The use of hardware accelerated versions of BLAST may help to cut down the time by an order of magnitude (MegaBLAST, or TimeLogic's TeraBLAST, or Paracel's GigaBLAST).

A commonly used post-processing tool for the sequence pairs preliminary identified by BLAST is sim4 [Florea et al. 1998], which has been written to minimize manual editing previously usually required for aligning cDNA and genomic sequences. sim4 does very well also for aligning homologous sequences which is notably somewhat outside of its intended scope [Florea et al. 1998]. BLAT [Kent W.J. 2002] is the new client-server application extending the same ideology. Both tools build on top of the same BLAST-like first stage search, but BLAT is more oriented towards massively parallel searches by keeping the index of all non-overlapping words in the database. Just as sim4 does a fair job at aligning alternative transcripts, the database for BLAT can be a collection of all possible transcripts instead of the genomic contigs. BLAT has been shown to be more precise in defining the candidate exon boundaries than sim4 [Kent 2002], faster than sim4, and doesn't require BLAST precomputing stage.

After determining the pairwise scores using the BLAT engine the single-link clustering was performed using a set of overlap rules, optimized and validated by inspection of the largest non-artifact clusters, and the representative clusters for which careful inspection is available. Even before the alignment stage, if care is not taken of L1 and other repeats, the largest clusters reach a thousand members, which is clearly an artifact. But when those repeats are RepeatMasked and the clustering criteria are tweaked, the largest clusters are typically 90 members and less. They contained the previously known multilocus genes (e.g. Gapd, RpL21, RpL29, Hmgb1, Rps2, RpL7a), as well as low copy repeats which were subsequently masked.
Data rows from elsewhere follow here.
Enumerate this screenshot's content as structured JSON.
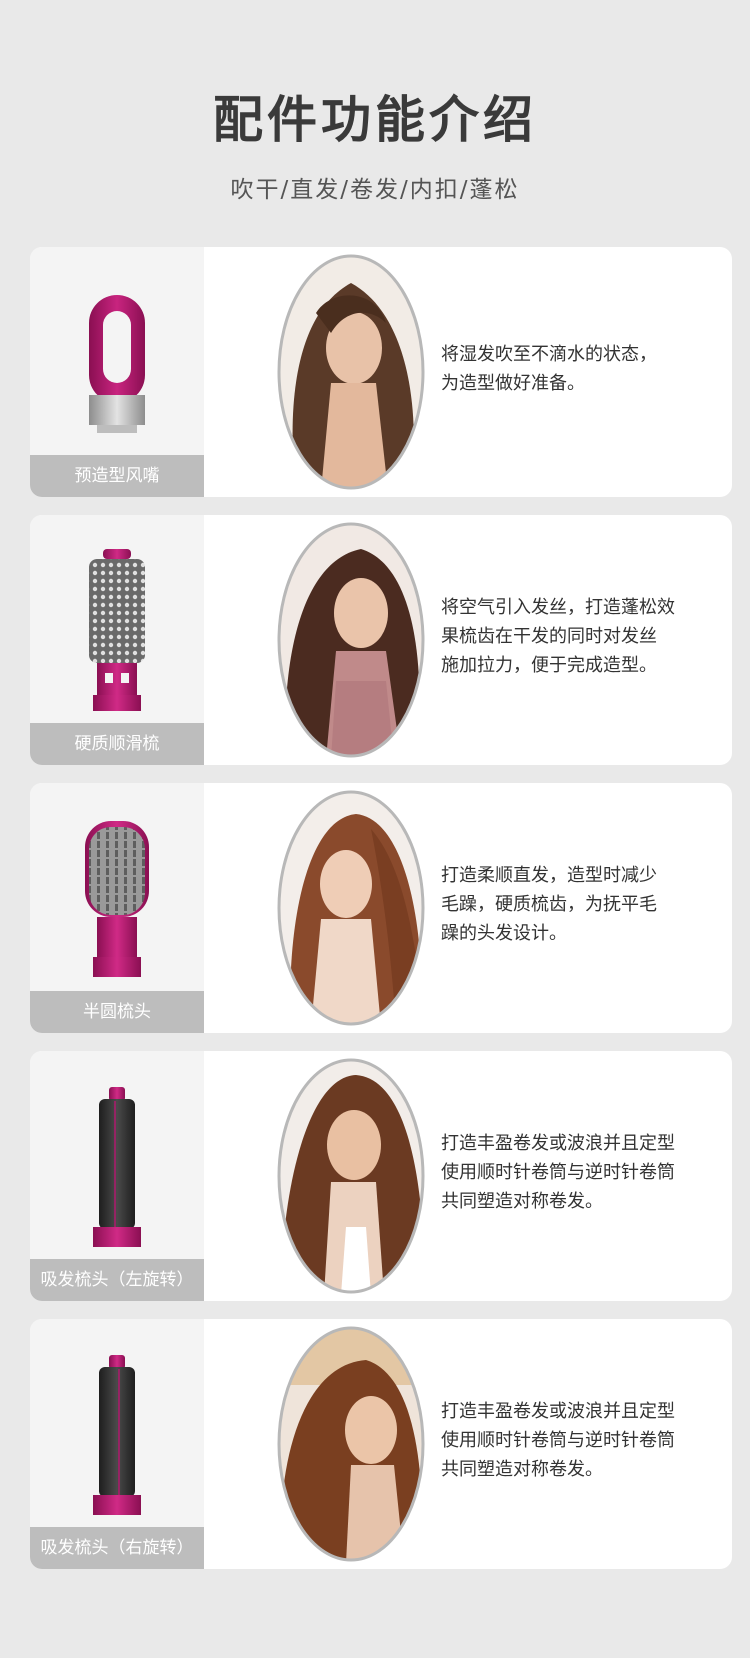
{
  "header": {
    "title": "配件功能介绍",
    "subtitle": "吹干/直发/卷发/内扣/蓬松"
  },
  "accessories": [
    {
      "label": "预造型风嘴",
      "description": "将湿发吹至不滴水的状态，\n为造型做好准备。"
    },
    {
      "label": "硬质顺滑梳",
      "description": "将空气引入发丝，打造蓬松效\n果梳齿在干发的同时对发丝\n施加拉力，便于完成造型。"
    },
    {
      "label": "半圆梳头",
      "description": "打造柔顺直发，造型时减少\n毛躁，硬质梳齿，为抚平毛\n躁的头发设计。"
    },
    {
      "label": "吸发梳头（左旋转）",
      "description": "打造丰盈卷发或波浪并且定型\n使用顺时针卷筒与逆时针卷筒\n共同塑造对称卷发。"
    },
    {
      "label": "吸发梳头（右旋转）",
      "description": "打造丰盈卷发或波浪并且定型\n使用顺时针卷筒与逆时针卷筒\n共同塑造对称卷发。"
    }
  ],
  "colors": {
    "accent": "#b0196e",
    "label_bg": "#bdbdbd",
    "page_bg": "#e9e9e9"
  }
}
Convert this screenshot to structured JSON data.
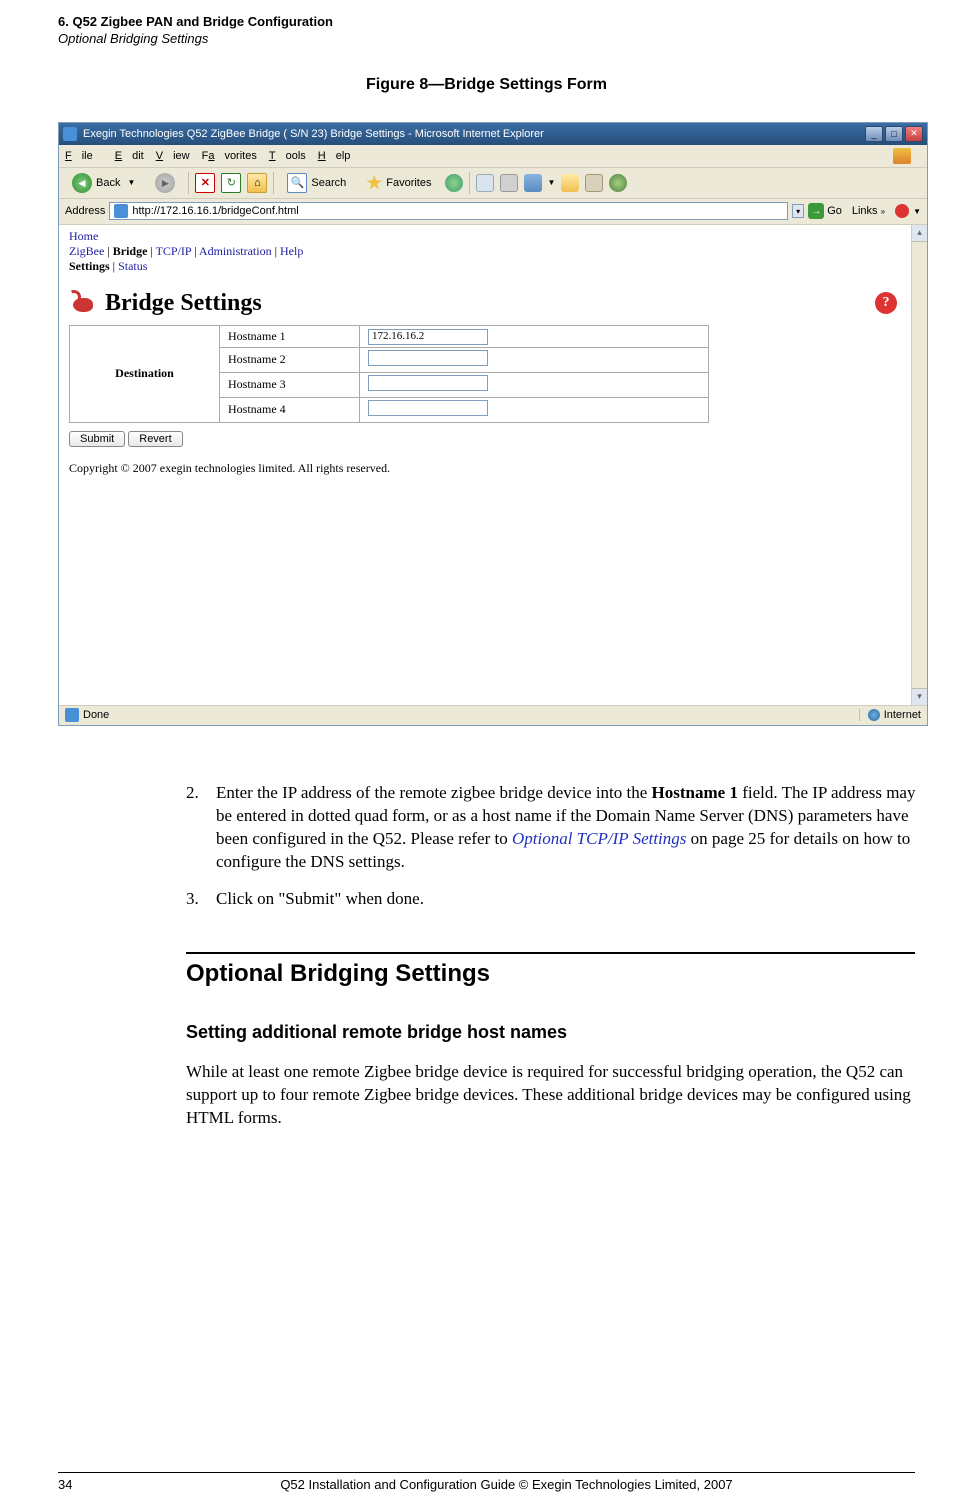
{
  "header": {
    "line1": "6. Q52 Zigbee PAN and Bridge Configuration",
    "line2": "Optional Bridging Settings"
  },
  "figure_title": "Figure 8—Bridge Settings Form",
  "browser": {
    "title": "Exegin Technologies Q52 ZigBee Bridge ( S/N 23) Bridge Settings - Microsoft Internet Explorer",
    "menu": {
      "file": "File",
      "edit": "Edit",
      "view": "View",
      "favorites": "Favorites",
      "tools": "Tools",
      "help": "Help"
    },
    "toolbar": {
      "back": "Back",
      "search": "Search",
      "favorites": "Favorites"
    },
    "address_label": "Address",
    "address_url": "http://172.16.16.1/bridgeConf.html",
    "go_label": "Go",
    "links_label": "Links",
    "nav": {
      "home": "Home",
      "zigbee": "ZigBee",
      "bridge": "Bridge",
      "tcpip": "TCP/IP",
      "admin": "Administration",
      "help": "Help",
      "settings": "Settings",
      "status": "Status"
    },
    "page_title": "Bridge Settings",
    "help_icon": "?",
    "destination_label": "Destination",
    "hosts": [
      {
        "label": "Hostname 1",
        "value": "172.16.16.2"
      },
      {
        "label": "Hostname 2",
        "value": ""
      },
      {
        "label": "Hostname 3",
        "value": ""
      },
      {
        "label": "Hostname 4",
        "value": ""
      }
    ],
    "buttons": {
      "submit": "Submit",
      "revert": "Revert"
    },
    "copyright": "Copyright © 2007 exegin technologies limited. All rights reserved.",
    "status_done": "Done",
    "status_zone": "Internet"
  },
  "steps": {
    "s2num": "2.",
    "s2a": "Enter the IP address of the remote zigbee bridge device into the ",
    "s2b": "Hostname 1",
    "s2c": " field. The IP address may be entered in dotted quad form, or as a host name if the Domain Name Server (DNS) parameters have been configured in the Q52. Please refer to ",
    "s2d": "Optional TCP/IP Settings",
    "s2e": " on page 25 for details on how to configure the DNS settings.",
    "s3num": "3.",
    "s3": "Click on \"Submit\" when done."
  },
  "section": {
    "h2": "Optional Bridging Settings",
    "h3": "Setting additional remote bridge host names",
    "para": "While at least one remote Zigbee bridge device is required for successful bridging operation, the Q52 can support up to four remote Zigbee bridge devices. These additional bridge devices may be configured using HTML forms."
  },
  "footer": {
    "page": "34",
    "text": "Q52 Installation and Configuration Guide  © Exegin Technologies Limited, 2007"
  }
}
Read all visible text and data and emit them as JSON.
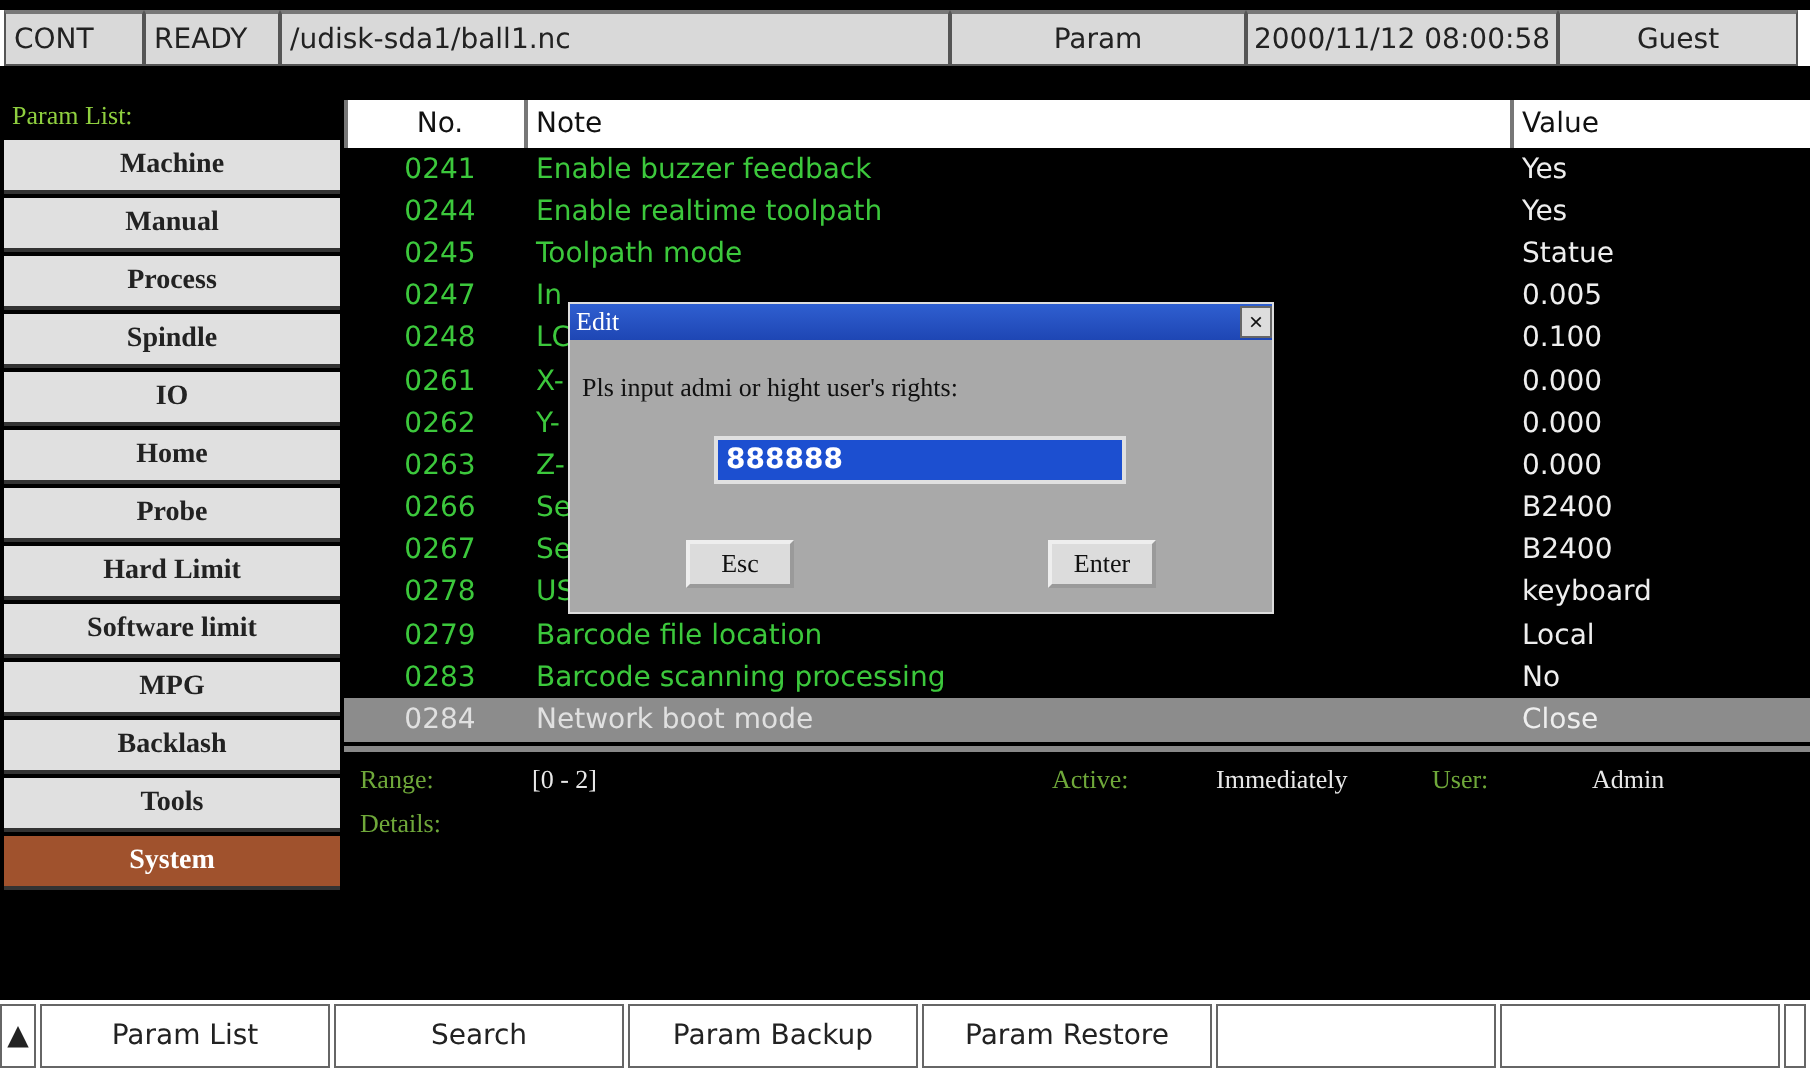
{
  "status_bar": [
    "CONT",
    "READY",
    "/udisk-sda1/ball1.nc",
    "Param",
    "2000/11/12 08:00:58",
    "Guest"
  ],
  "sidebar": {
    "title": "Param List:",
    "items": [
      {
        "label": "Machine",
        "selected": false
      },
      {
        "label": "Manual",
        "selected": false
      },
      {
        "label": "Process",
        "selected": false
      },
      {
        "label": "Spindle",
        "selected": false
      },
      {
        "label": "IO",
        "selected": false
      },
      {
        "label": "Home",
        "selected": false
      },
      {
        "label": "Probe",
        "selected": false
      },
      {
        "label": "Hard Limit",
        "selected": false
      },
      {
        "label": "Software limit",
        "selected": false
      },
      {
        "label": "MPG",
        "selected": false
      },
      {
        "label": "Backlash",
        "selected": false
      },
      {
        "label": "Tools",
        "selected": false
      },
      {
        "label": "System",
        "selected": true
      }
    ]
  },
  "table": {
    "columns": [
      "No.",
      "Note",
      "Value"
    ],
    "rows": [
      {
        "no": "0241",
        "note": "Enable buzzer feedback",
        "value": "Yes",
        "selected": false
      },
      {
        "no": "0244",
        "note": "Enable realtime toolpath",
        "value": "Yes",
        "selected": false
      },
      {
        "no": "0245",
        "note": "Toolpath mode",
        "value": "Statue",
        "selected": false
      },
      {
        "no": "0247",
        "note": "In",
        "value": "0.005",
        "selected": false
      },
      {
        "no": "0248",
        "note": "LC",
        "value": "0.100",
        "selected": false
      },
      {
        "no": "0261",
        "note": "X-",
        "value": "0.000",
        "selected": false
      },
      {
        "no": "0262",
        "note": "Y-",
        "value": "0.000",
        "selected": false
      },
      {
        "no": "0263",
        "note": "Z-",
        "value": "0.000",
        "selected": false
      },
      {
        "no": "0266",
        "note": "Se",
        "value": "B2400",
        "selected": false
      },
      {
        "no": "0267",
        "note": "Se",
        "value": "B2400",
        "selected": false
      },
      {
        "no": "0278",
        "note": "US",
        "value": "keyboard",
        "selected": false
      },
      {
        "no": "0279",
        "note": "Barcode file location",
        "value": "Local",
        "selected": false
      },
      {
        "no": "0283",
        "note": "Barcode scanning processing",
        "value": "No",
        "selected": false
      },
      {
        "no": "0284",
        "note": "Network boot mode",
        "value": "Close",
        "selected": true
      }
    ]
  },
  "details": {
    "range_label": "Range:",
    "range": "[0 - 2]",
    "active_label": "Active:",
    "active": "Immediately",
    "user_label": "User:",
    "user": "Admin",
    "details_label": "Details:"
  },
  "dialog": {
    "title": "Edit",
    "close": "×",
    "prompt": "Pls input admi or hight user's rights:",
    "value": "888888",
    "buttons": [
      "Esc",
      "Enter"
    ]
  },
  "softkeys": [
    {
      "kind": "arrow",
      "label": "▲"
    },
    {
      "kind": "key",
      "label": "Param List"
    },
    {
      "kind": "key",
      "label": "Search"
    },
    {
      "kind": "key",
      "label": "Param Backup"
    },
    {
      "kind": "key",
      "label": "Param Restore"
    },
    {
      "kind": "blank"
    },
    {
      "kind": "blank"
    },
    {
      "kind": "edge"
    }
  ]
}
The resulting 66,024 clusters were further triaged to produce a set of 40,000 non-redundant target sets with the highest degree of confidence of computational prediction. Additional considerations included a "normal" pattern of genomic splicing (discouraging the single-exon computational predictions), a functional inference (e.g. from InterPro analysis), etc.

The final set along with the cluster association information was submitted to the Affymetrix' design pipeline. The custom chip was subsequently extensively used to profile the expression in 70+ different tissue samples and cell lines, and the results will be made available to public shortly.